Teenagers from Moray and Nairn made a poignant visit to France to pay their respects to soldiers killed during World War I.
The group of Army Cadets said touring battlefields where major losses occurred during the Somme offensive in 1916 was an “eye-opening” experience.
The youngsters, led by Staff Sergeant Instructor Graeme Wells, also visited cemeteries where British troops were laid to rest and other memorial sites.
The Battle of the Somme was fought from July 1, 1916, to November 18 that year and was intended to bring about a quick victory for the Allied forces.
However, it turned into the largest battle to be fought on the Western Front during the Great War.
More than one million men were wounded or killed during what is now recognised as one of the bloodiest bouts of conflict in human history.

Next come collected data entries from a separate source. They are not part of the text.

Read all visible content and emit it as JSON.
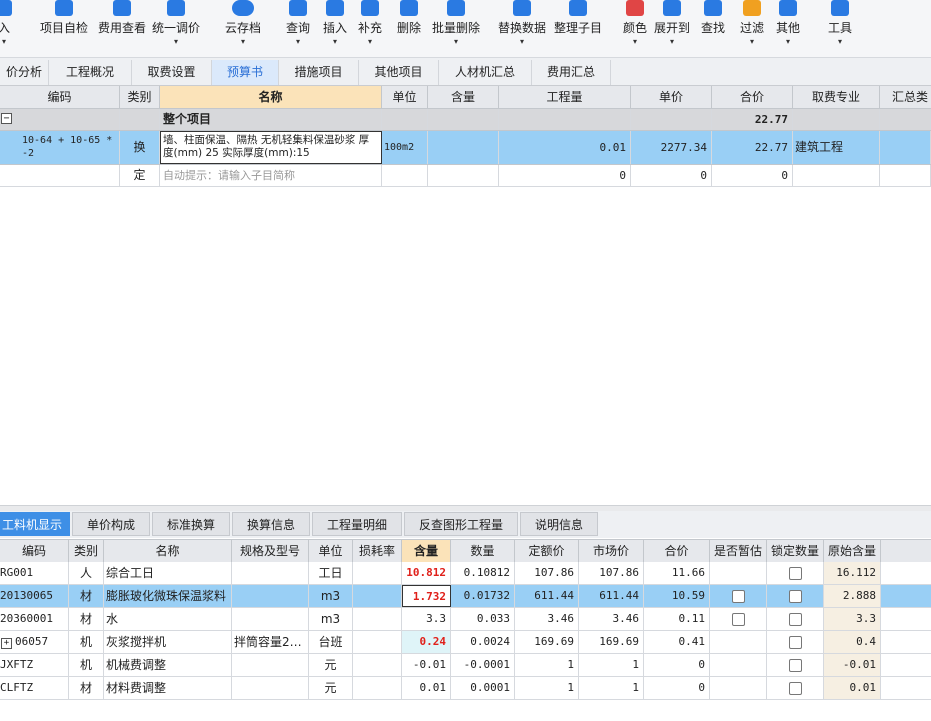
{
  "toolbar": {
    "items": [
      {
        "label": "入",
        "color": "#2a7ae2"
      },
      {
        "label": "项目自检",
        "color": "#2a7ae2"
      },
      {
        "label": "费用查看",
        "color": "#2a7ae2"
      },
      {
        "label": "统一调价",
        "color": "#2a7ae2"
      },
      {
        "label": "云存档",
        "color": "#2a7ae2"
      },
      {
        "label": "查询",
        "color": "#2a7ae2"
      },
      {
        "label": "插入",
        "color": "#2a7ae2"
      },
      {
        "label": "补充",
        "color": "#2a7ae2"
      },
      {
        "label": "删除",
        "color": "#2a7ae2"
      },
      {
        "label": "批量删除",
        "color": "#2a7ae2"
      },
      {
        "label": "替换数据",
        "color": "#2a7ae2"
      },
      {
        "label": "整理子目",
        "color": "#2a7ae2"
      },
      {
        "label": "颜色",
        "color": "#e04545"
      },
      {
        "label": "展开到",
        "color": "#2a7ae2"
      },
      {
        "label": "查找",
        "color": "#2a7ae2"
      },
      {
        "label": "过滤",
        "color": "#f0a020"
      },
      {
        "label": "其他",
        "color": "#2a7ae2"
      },
      {
        "label": "工具",
        "color": "#2a7ae2"
      }
    ],
    "arrow": "▾"
  },
  "top_tabs": [
    "价分析",
    "工程概况",
    "取费设置",
    "预算书",
    "措施项目",
    "其他项目",
    "人材机汇总",
    "费用汇总"
  ],
  "grid": {
    "headers": [
      "编码",
      "类别",
      "名称",
      "单位",
      "含量",
      "工程量",
      "单价",
      "合价",
      "取费专业",
      "汇总类"
    ],
    "root": {
      "toggle": "−",
      "name": "整个项目",
      "total": "22.77"
    },
    "item": {
      "code": "10-64 + 10-65 * -2",
      "type": "换",
      "name": "墙、柱面保温、隔热 无机轻集料保温砂浆 厚度(mm) 25  实际厚度(mm):15",
      "unit": "100m2",
      "qty": "0.01",
      "price": "2277.34",
      "total": "22.77",
      "specialty": "建筑工程"
    },
    "new_row": {
      "type": "定",
      "hint": "自动提示：请输入子目简称",
      "qty": "0",
      "price": "0",
      "total": "0"
    }
  },
  "bottom_tabs": [
    "工料机显示",
    "单价构成",
    "标准换算",
    "换算信息",
    "工程量明细",
    "反查图形工程量",
    "说明信息"
  ],
  "materials": {
    "headers": [
      "编码",
      "类别",
      "名称",
      "规格及型号",
      "单位",
      "损耗率",
      "含量",
      "数量",
      "定额价",
      "市场价",
      "合价",
      "是否暂估",
      "锁定数量",
      "原始含量"
    ],
    "rows": [
      {
        "code": "RG001",
        "type": "人",
        "name": "综合工日",
        "spec": "",
        "unit": "工日",
        "loss": "",
        "content": "10.812",
        "amount": "0.10812",
        "fixed": "107.86",
        "market": "107.86",
        "total": "11.66",
        "estimate": false,
        "lock": true,
        "orig": "16.112"
      },
      {
        "code": "20130065",
        "type": "材",
        "name": "膨胀玻化微珠保温浆料",
        "spec": "",
        "unit": "m3",
        "loss": "",
        "content": "1.732",
        "amount": "0.01732",
        "fixed": "611.44",
        "market": "611.44",
        "total": "10.59",
        "estimate": true,
        "lock": true,
        "orig": "2.888"
      },
      {
        "code": "20360001",
        "type": "材",
        "name": "水",
        "spec": "",
        "unit": "m3",
        "loss": "",
        "content": "3.3",
        "amount": "0.033",
        "fixed": "3.46",
        "market": "3.46",
        "total": "0.11",
        "estimate": true,
        "lock": true,
        "orig": "3.3"
      },
      {
        "code": "06057",
        "expand": "+",
        "type": "机",
        "name": "灰浆搅拌机",
        "spec": "拌筒容量2…",
        "unit": "台班",
        "loss": "",
        "content": "0.24",
        "amount": "0.0024",
        "fixed": "169.69",
        "market": "169.69",
        "total": "0.41",
        "estimate": false,
        "lock": true,
        "orig": "0.4"
      },
      {
        "code": "JXFTZ",
        "type": "机",
        "name": "机械费调整",
        "spec": "",
        "unit": "元",
        "loss": "",
        "content": "-0.01",
        "amount": "-0.0001",
        "fixed": "1",
        "market": "1",
        "total": "0",
        "estimate": false,
        "lock": true,
        "orig": "-0.01"
      },
      {
        "code": "CLFTZ",
        "type": "材",
        "name": "材料费调整",
        "spec": "",
        "unit": "元",
        "loss": "",
        "content": "0.01",
        "amount": "0.0001",
        "fixed": "1",
        "market": "1",
        "total": "0",
        "estimate": false,
        "lock": true,
        "orig": "0.01"
      }
    ]
  }
}
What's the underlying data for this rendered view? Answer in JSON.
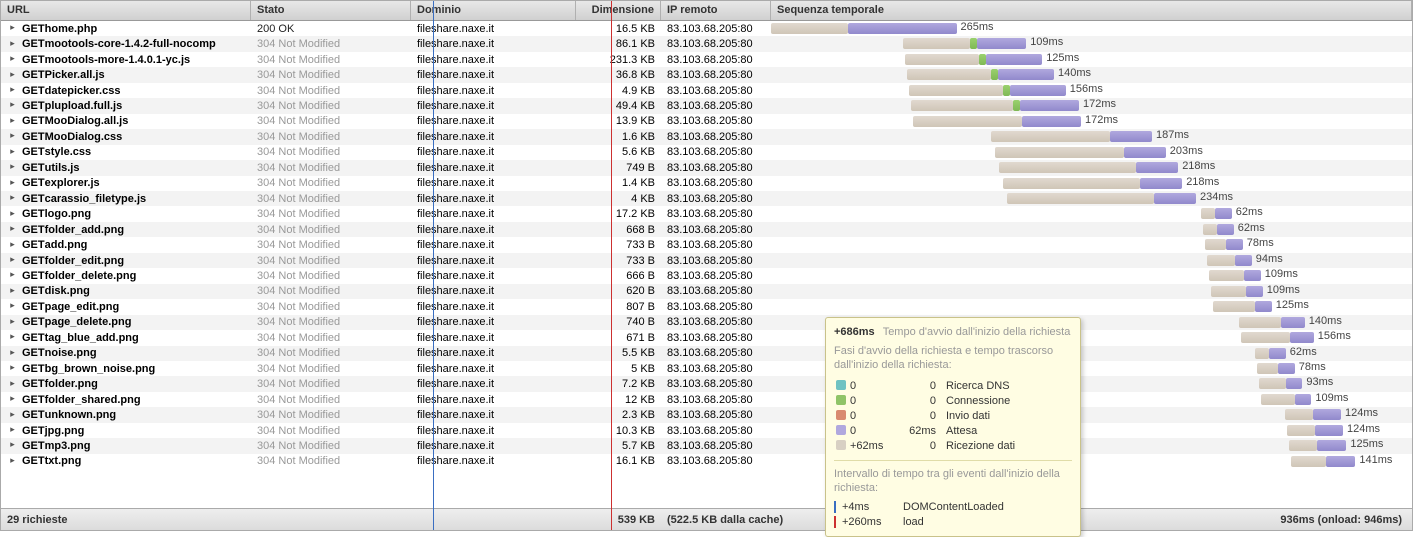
{
  "columns": {
    "url": "URL",
    "stato": "Stato",
    "dominio": "Dominio",
    "dimensione": "Dimensione",
    "ip": "IP remoto",
    "sequenza": "Sequenza temporale"
  },
  "rows": [
    {
      "method": "GET",
      "file": "home.php",
      "stato": "200 OK",
      "statoClass": "",
      "dominio": "fileshare.naxe.it",
      "dim": "16.5 KB",
      "ip": "83.103.68.205:80",
      "start": 0,
      "wait": 110,
      "dns": 0,
      "recv": 155,
      "label": "265ms"
    },
    {
      "method": "GET",
      "file": "mootools-core-1.4.2-full-nocomp",
      "stato": "304 Not Modified",
      "statoClass": "stato-notmod",
      "dominio": "fileshare.naxe.it",
      "dim": "86.1 KB",
      "ip": "83.103.68.205:80",
      "start": 132,
      "wait": 96,
      "dns": 10,
      "recv": 70,
      "label": "109ms"
    },
    {
      "method": "GET",
      "file": "mootools-more-1.4.0.1-yc.js",
      "stato": "304 Not Modified",
      "statoClass": "stato-notmod",
      "dominio": "fileshare.naxe.it",
      "dim": "231.3 KB",
      "ip": "83.103.68.205:80",
      "start": 134,
      "wait": 106,
      "dns": 10,
      "recv": 80,
      "label": "125ms"
    },
    {
      "method": "GET",
      "file": "Picker.all.js",
      "stato": "304 Not Modified",
      "statoClass": "stato-notmod",
      "dominio": "fileshare.naxe.it",
      "dim": "36.8 KB",
      "ip": "83.103.68.205:80",
      "start": 136,
      "wait": 120,
      "dns": 10,
      "recv": 80,
      "label": "140ms"
    },
    {
      "method": "GET",
      "file": "datepicker.css",
      "stato": "304 Not Modified",
      "statoClass": "stato-notmod",
      "dominio": "fileshare.naxe.it",
      "dim": "4.9 KB",
      "ip": "83.103.68.205:80",
      "start": 138,
      "wait": 134,
      "dns": 10,
      "recv": 80,
      "label": "156ms"
    },
    {
      "method": "GET",
      "file": "plupload.full.js",
      "stato": "304 Not Modified",
      "statoClass": "stato-notmod",
      "dominio": "fileshare.naxe.it",
      "dim": "49.4 KB",
      "ip": "83.103.68.205:80",
      "start": 140,
      "wait": 146,
      "dns": 10,
      "recv": 84,
      "label": "172ms"
    },
    {
      "method": "GET",
      "file": "MooDialog.all.js",
      "stato": "304 Not Modified",
      "statoClass": "stato-notmod",
      "dominio": "fileshare.naxe.it",
      "dim": "13.9 KB",
      "ip": "83.103.68.205:80",
      "start": 142,
      "wait": 156,
      "dns": 0,
      "recv": 84,
      "label": "172ms"
    },
    {
      "method": "GET",
      "file": "MooDialog.css",
      "stato": "304 Not Modified",
      "statoClass": "stato-notmod",
      "dominio": "fileshare.naxe.it",
      "dim": "1.6 KB",
      "ip": "83.103.68.205:80",
      "start": 220,
      "wait": 170,
      "dns": 0,
      "recv": 60,
      "label": "187ms"
    },
    {
      "method": "GET",
      "file": "style.css",
      "stato": "304 Not Modified",
      "statoClass": "stato-notmod",
      "dominio": "fileshare.naxe.it",
      "dim": "5.6 KB",
      "ip": "83.103.68.205:80",
      "start": 224,
      "wait": 184,
      "dns": 0,
      "recv": 60,
      "label": "203ms"
    },
    {
      "method": "GET",
      "file": "utils.js",
      "stato": "304 Not Modified",
      "statoClass": "stato-notmod",
      "dominio": "fileshare.naxe.it",
      "dim": "749 B",
      "ip": "83.103.68.205:80",
      "start": 228,
      "wait": 196,
      "dns": 0,
      "recv": 60,
      "label": "218ms"
    },
    {
      "method": "GET",
      "file": "explorer.js",
      "stato": "304 Not Modified",
      "statoClass": "stato-notmod",
      "dominio": "fileshare.naxe.it",
      "dim": "1.4 KB",
      "ip": "83.103.68.205:80",
      "start": 232,
      "wait": 196,
      "dns": 0,
      "recv": 60,
      "label": "218ms"
    },
    {
      "method": "GET",
      "file": "carassio_filetype.js",
      "stato": "304 Not Modified",
      "statoClass": "stato-notmod",
      "dominio": "fileshare.naxe.it",
      "dim": "4 KB",
      "ip": "83.103.68.205:80",
      "start": 236,
      "wait": 210,
      "dns": 0,
      "recv": 60,
      "label": "234ms"
    },
    {
      "method": "GET",
      "file": "logo.png",
      "stato": "304 Not Modified",
      "statoClass": "stato-notmod",
      "dominio": "fileshare.naxe.it",
      "dim": "17.2 KB",
      "ip": "83.103.68.205:80",
      "start": 430,
      "wait": 20,
      "dns": 0,
      "recv": 24,
      "label": "62ms"
    },
    {
      "method": "GET",
      "file": "folder_add.png",
      "stato": "304 Not Modified",
      "statoClass": "stato-notmod",
      "dominio": "fileshare.naxe.it",
      "dim": "668 B",
      "ip": "83.103.68.205:80",
      "start": 432,
      "wait": 20,
      "dns": 0,
      "recv": 24,
      "label": "62ms"
    },
    {
      "method": "GET",
      "file": "add.png",
      "stato": "304 Not Modified",
      "statoClass": "stato-notmod",
      "dominio": "fileshare.naxe.it",
      "dim": "733 B",
      "ip": "83.103.68.205:80",
      "start": 434,
      "wait": 30,
      "dns": 0,
      "recv": 24,
      "label": "78ms"
    },
    {
      "method": "GET",
      "file": "folder_edit.png",
      "stato": "304 Not Modified",
      "statoClass": "stato-notmod",
      "dominio": "fileshare.naxe.it",
      "dim": "733 B",
      "ip": "83.103.68.205:80",
      "start": 436,
      "wait": 40,
      "dns": 0,
      "recv": 24,
      "label": "94ms"
    },
    {
      "method": "GET",
      "file": "folder_delete.png",
      "stato": "304 Not Modified",
      "statoClass": "stato-notmod",
      "dominio": "fileshare.naxe.it",
      "dim": "666 B",
      "ip": "83.103.68.205:80",
      "start": 438,
      "wait": 50,
      "dns": 0,
      "recv": 24,
      "label": "109ms"
    },
    {
      "method": "GET",
      "file": "disk.png",
      "stato": "304 Not Modified",
      "statoClass": "stato-notmod",
      "dominio": "fileshare.naxe.it",
      "dim": "620 B",
      "ip": "83.103.68.205:80",
      "start": 440,
      "wait": 50,
      "dns": 0,
      "recv": 24,
      "label": "109ms"
    },
    {
      "method": "GET",
      "file": "page_edit.png",
      "stato": "304 Not Modified",
      "statoClass": "stato-notmod",
      "dominio": "fileshare.naxe.it",
      "dim": "807 B",
      "ip": "83.103.68.205:80",
      "start": 442,
      "wait": 60,
      "dns": 0,
      "recv": 24,
      "label": "125ms"
    },
    {
      "method": "GET",
      "file": "page_delete.png",
      "stato": "304 Not Modified",
      "statoClass": "stato-notmod",
      "dominio": "fileshare.naxe.it",
      "dim": "740 B",
      "ip": "83.103.68.205:80",
      "start": 468,
      "wait": 60,
      "dns": 0,
      "recv": 34,
      "label": "140ms"
    },
    {
      "method": "GET",
      "file": "tag_blue_add.png",
      "stato": "304 Not Modified",
      "statoClass": "stato-notmod",
      "dominio": "fileshare.naxe.it",
      "dim": "671 B",
      "ip": "83.103.68.205:80",
      "start": 470,
      "wait": 70,
      "dns": 0,
      "recv": 34,
      "label": "156ms"
    },
    {
      "method": "GET",
      "file": "noise.png",
      "stato": "304 Not Modified",
      "statoClass": "stato-notmod",
      "dominio": "fileshare.naxe.it",
      "dim": "5.5 KB",
      "ip": "83.103.68.205:80",
      "start": 484,
      "wait": 20,
      "dns": 0,
      "recv": 24,
      "label": "62ms"
    },
    {
      "method": "GET",
      "file": "bg_brown_noise.png",
      "stato": "304 Not Modified",
      "statoClass": "stato-notmod",
      "dominio": "fileshare.naxe.it",
      "dim": "5 KB",
      "ip": "83.103.68.205:80",
      "start": 486,
      "wait": 30,
      "dns": 0,
      "recv": 24,
      "label": "78ms"
    },
    {
      "method": "GET",
      "file": "folder.png",
      "stato": "304 Not Modified",
      "statoClass": "stato-notmod",
      "dominio": "fileshare.naxe.it",
      "dim": "7.2 KB",
      "ip": "83.103.68.205:80",
      "start": 488,
      "wait": 38,
      "dns": 0,
      "recv": 24,
      "label": "93ms"
    },
    {
      "method": "GET",
      "file": "folder_shared.png",
      "stato": "304 Not Modified",
      "statoClass": "stato-notmod",
      "dominio": "fileshare.naxe.it",
      "dim": "12 KB",
      "ip": "83.103.68.205:80",
      "start": 490,
      "wait": 48,
      "dns": 0,
      "recv": 24,
      "label": "109ms"
    },
    {
      "method": "GET",
      "file": "unknown.png",
      "stato": "304 Not Modified",
      "statoClass": "stato-notmod",
      "dominio": "fileshare.naxe.it",
      "dim": "2.3 KB",
      "ip": "83.103.68.205:80",
      "start": 514,
      "wait": 40,
      "dns": 0,
      "recv": 40,
      "label": "124ms"
    },
    {
      "method": "GET",
      "file": "jpg.png",
      "stato": "304 Not Modified",
      "statoClass": "stato-notmod",
      "dominio": "fileshare.naxe.it",
      "dim": "10.3 KB",
      "ip": "83.103.68.205:80",
      "start": 516,
      "wait": 40,
      "dns": 0,
      "recv": 40,
      "label": "124ms"
    },
    {
      "method": "GET",
      "file": "mp3.png",
      "stato": "304 Not Modified",
      "statoClass": "stato-notmod",
      "dominio": "fileshare.naxe.it",
      "dim": "5.7 KB",
      "ip": "83.103.68.205:80",
      "start": 518,
      "wait": 40,
      "dns": 0,
      "recv": 42,
      "label": "125ms"
    },
    {
      "method": "GET",
      "file": "txt.png",
      "stato": "304 Not Modified",
      "statoClass": "stato-notmod",
      "dominio": "fileshare.naxe.it",
      "dim": "16.1 KB",
      "ip": "83.103.68.205:80",
      "start": 520,
      "wait": 50,
      "dns": 0,
      "recv": 42,
      "label": "141ms"
    }
  ],
  "footer": {
    "requests": "29 richieste",
    "size": "539 KB",
    "cache": "(522.5 KB dalla cache)",
    "summary": "936ms (onload: 946ms)"
  },
  "tooltip": {
    "time": "+686ms",
    "desc": "Tempo d'avvio dall'inizio della richiesta",
    "phases_title": "Fasi d'avvio della richiesta e tempo trascorso dall'inizio della richiesta:",
    "phases": [
      {
        "swatch": "sw-dns",
        "t1": "0",
        "t2": "0",
        "label": "Ricerca DNS"
      },
      {
        "swatch": "sw-conn",
        "t1": "0",
        "t2": "0",
        "label": "Connessione"
      },
      {
        "swatch": "sw-send",
        "t1": "0",
        "t2": "0",
        "label": "Invio dati"
      },
      {
        "swatch": "sw-wait",
        "t1": "0",
        "t2": "62ms",
        "label": "Attesa"
      },
      {
        "swatch": "sw-recv",
        "t1": "+62ms",
        "t2": "0",
        "label": "Ricezione dati"
      }
    ],
    "events_title": "Intervallo di tempo tra gli eventi dall'inizio della richiesta:",
    "events": [
      {
        "mark": "ev-blue",
        "time": "+4ms",
        "label": "DOMContentLoaded"
      },
      {
        "mark": "ev-red",
        "time": "+260ms",
        "label": "load"
      }
    ]
  }
}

Some of the most emotional moments of the three-day trip came when the teenagers attended at the graves of local soldiers.
They visited the resting places of men from the 51st Highland Division and Cameron Highlanders, at Hamel Newfound National Park and High Wood respectively.
Cadet Lance Corporal, Ross Brown, said: “I have learned more about the Great War by going to France than I ever would have by just sitting in a classroom.”
The 15-year-old added: “This trip was extremely eye-opening when it comes to how the war has affected my life today.”
Cadet Corporal Innes Stone played the bagpipes as his colleagues lay wreaths at a memorial to pipers at Longueval.
The 16-year-old said: “Being the piper was an amazing privilege, and playing at the ceremonies is something that will stay with me forever.”